La construcción social de los espacios cotidianos

  1. Mesa Pedrazas, Ángela
Zuzendaria:
  1. Ricardo Duque Calvache Zuzendaria

Defentsa unibertsitatea: Universidad de Granada

Fecha de defensa: 2023(e)ko abendua-(a)k 01

Mota: Tesia

Laburpena

Space and everyday life are two terms that, either because they are familiar or because they are complex, are not usually clearly defined in the academic sphere. For its part, space, a polysemous concept that has been deconstructed ad nauseam (Lefebvre, 2013 [1974]), has been given the most diverse nicknames: public space, collective space, hybrid space, third space, virtual space, living spaces, lived spaces, among many others (Borja and Muxí, 2000; Cerasi, 1990; Paköz et al., 2022; Cianciotto, 2020; Oldenburg, 1989; Delgado Perera, 2015; Morant-Marco and Martín López, 2013; Nissen, 2008, Courgeau, 1988; Susino, 2003; De Pablos and Susino, 2010). For its part, the concept of everyday life has been systematically undervalued as a source of knowledge, and only recently has it been vindicated by various disciplines (Larrosa, 2006; Secchi, 2016); as has the concept of experience (Bericat, 2022), as valid analytical categories. The aim of this thesis is to recognise the potential of these concepts as forms of the social itself, for which a theoretical reflection and a compendium of case studies are carried out, employing both primary and secondary data sources and classical quantitative and qualitative data production and analysis techniques, as well as integrating analysis with machine learning applied to natural language processing.

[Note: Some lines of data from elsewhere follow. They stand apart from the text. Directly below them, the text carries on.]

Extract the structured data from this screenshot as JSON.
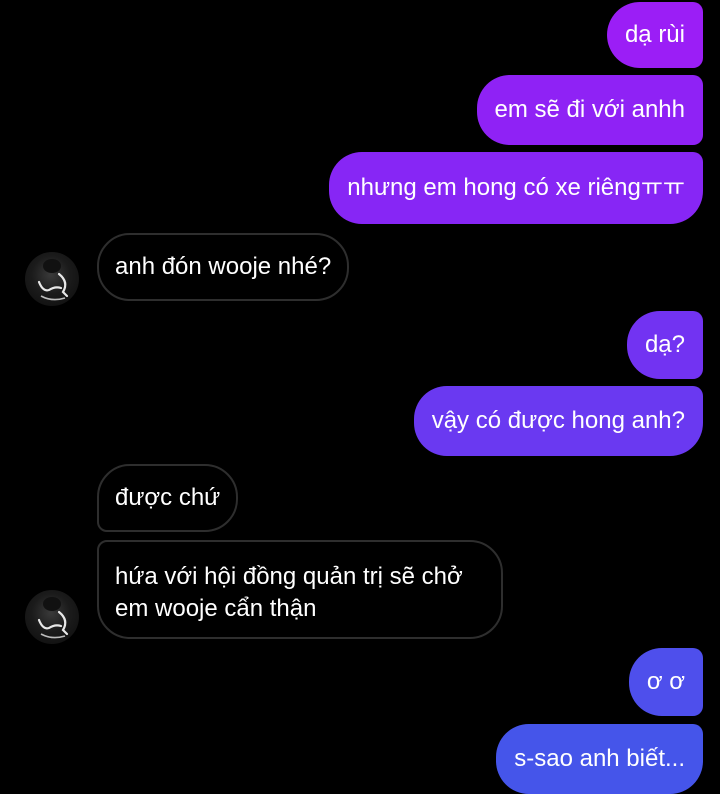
{
  "colors": {
    "background": "#000000",
    "incoming_border": "#2e2e2e",
    "outgoing_gradient": [
      "#9b1ef6",
      "#7b2ff4",
      "#5b43ec",
      "#4655ea"
    ]
  },
  "messages": [
    {
      "side": "out",
      "text": "dạ rùi",
      "color": "#9b1ef6"
    },
    {
      "side": "out",
      "text": "em sẽ đi với anhh",
      "color": "#8f22f5"
    },
    {
      "side": "out",
      "text": "nhưng em hong có xe riêngㅠㅠ",
      "color": "#8726f5"
    },
    {
      "side": "in",
      "text": "anh đón wooje nhé?",
      "avatar_icon": "user-avatar-icon"
    },
    {
      "side": "out",
      "text": "dạ?",
      "color": "#7233f2"
    },
    {
      "side": "out",
      "text": "vậy có được hong anh?",
      "color": "#6a39f1"
    },
    {
      "side": "in",
      "text": "được chứ"
    },
    {
      "side": "in",
      "text": "hứa với hội đồng quản trị sẽ chở em wooje cẩn thận",
      "avatar_icon": "user-avatar-icon"
    },
    {
      "side": "out",
      "text": "ơ ơ",
      "color": "#4e4fec"
    },
    {
      "side": "out",
      "text": "s-sao anh biết...",
      "color": "#4555ea"
    }
  ]
}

As a result, findings have been obtained on urban phenomena such as the privatisation of public space, the social construction of living spaces, and also on the changes caused by the COVID-19 pandemic and its confinements in the social and individual relationship with their immediate environment. In doing so, it provides empirical evidence on the experience of everyday life in different contexts, and, theoretically, aims to provide its own definition of everyday spaces that goes beyond theoretical fragmentation.